The word beauty has been swirling around in my head. The actual letters, bobbing up and down, twisting and turning, a full color animated picture. Bright colors that slowly turn black & white, back and forth. It will play in my mind with my eyes wide open or shut. Sometimes I get lost in the places I see beauty and wonder…do I see beauty in myself?
I find beauty in kind words that float from a stranger’s lips to another’s ear. No expectation of the one receiving the kindness, just hoping to share a smile with another. Witnessing a small gesture, like picking up something that’s fallen without anyone noticing and giving back to the person who would have lost it. That is beauty. I believe beauty has no intentions. It’s not there to be praised or even be noticed. It’s there as a guide. A guide to teach us the way of life, to take our hand and show us where the next adventure is meant to be had. Sometimes that adventure is on the corner as you cross the street and it lasts for less than a minute. That’s the beauty that follows us throughout our days.
I also find beauty in all the expected places. The face of my pups, the big beautiful willow trees, and the soft rain that tickles your face. I find beauty in nature each day and I’m so thankful for our Mother Earth. Experiencing the change of the seasons in slow motion should seem so bizarre but it’s not and it’s so wonderful to explore it. Life is outlandish and that’s what creates all of this beauty.
I’m also starting to see beauty in self-love. To stand in front of a mirror, naked and just accepting your body for what it is; Fingers free of any skin that could be pinched or pulled between them. Allowing your mind and body to recognize each other as one and celebrate that freely. Taking the time to learn what you fancy and what you have aversions to is so important to your own beauty. Being able to set healthy boundaries within all facets of life is one of the great beauties of our journey.

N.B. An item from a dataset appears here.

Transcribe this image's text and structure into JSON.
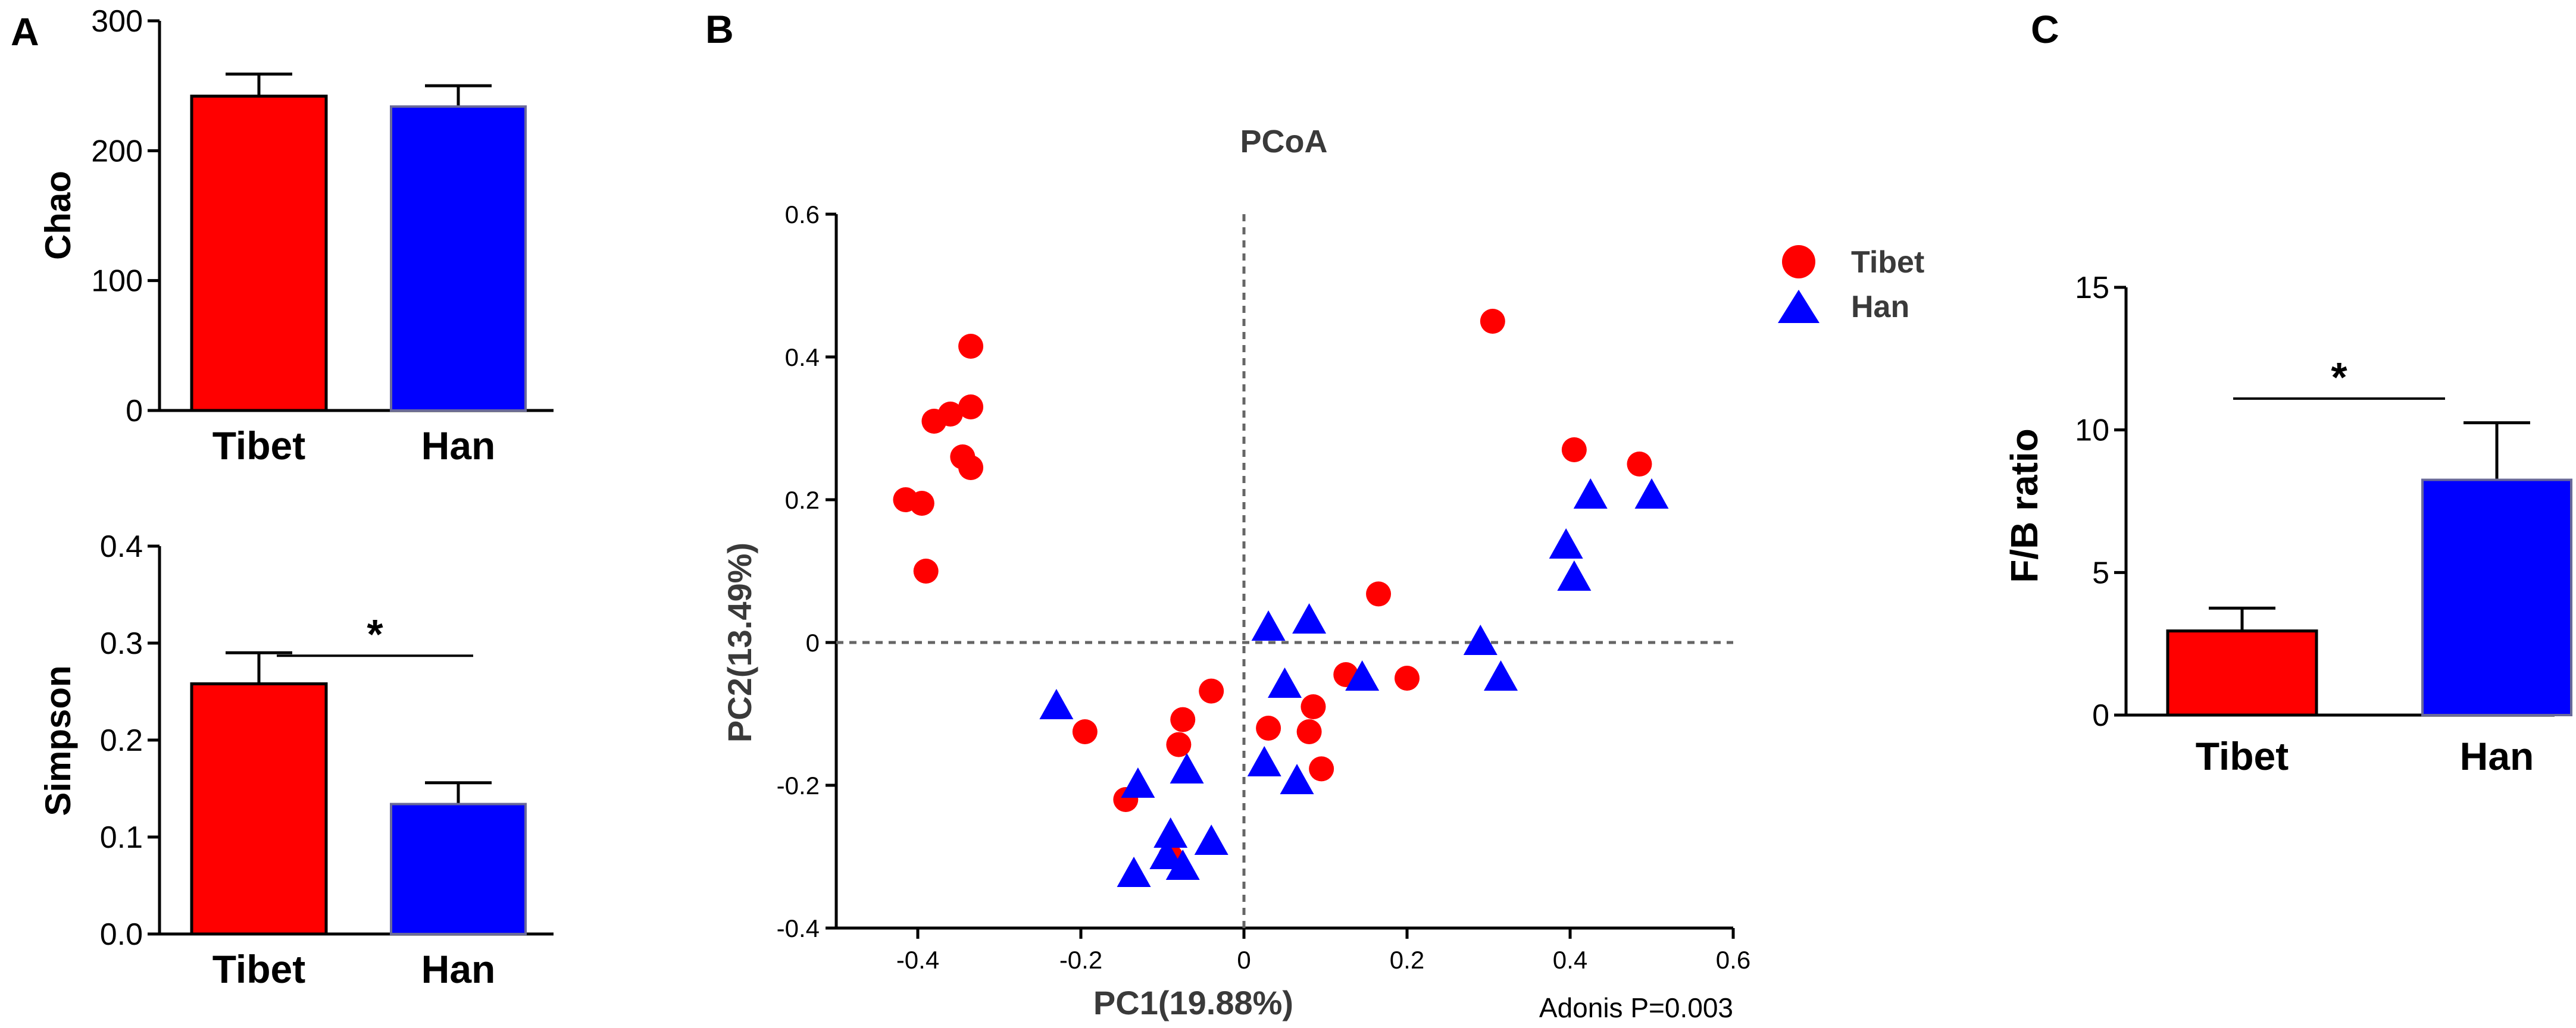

I am finding beauty in myself. Learning boundaries that allow me to grow into the person I’ve yearned to be for so long, as I continue to love strangers in my own way. I am also recongizing the beauty I have to share with those I choose to spend my time with. Being open and valunerable while not holding any expectations for that moment, rather only accepting them and this life exactly as it is. That is beauty.
I want to be beautiful and possess beauty for myself so that in turn, I can give more to others.
Although this post has nothing to do with physical beauty per se, I took a picture of myself to send to my two best friends and nieces for their opinion on my lip stick color. I did not use a filter, just took a quick snap in my hallway. I have never felt so much confidence in my life and I feel like the picture shows that and I feel beautiful in it. I made the choice to share it here.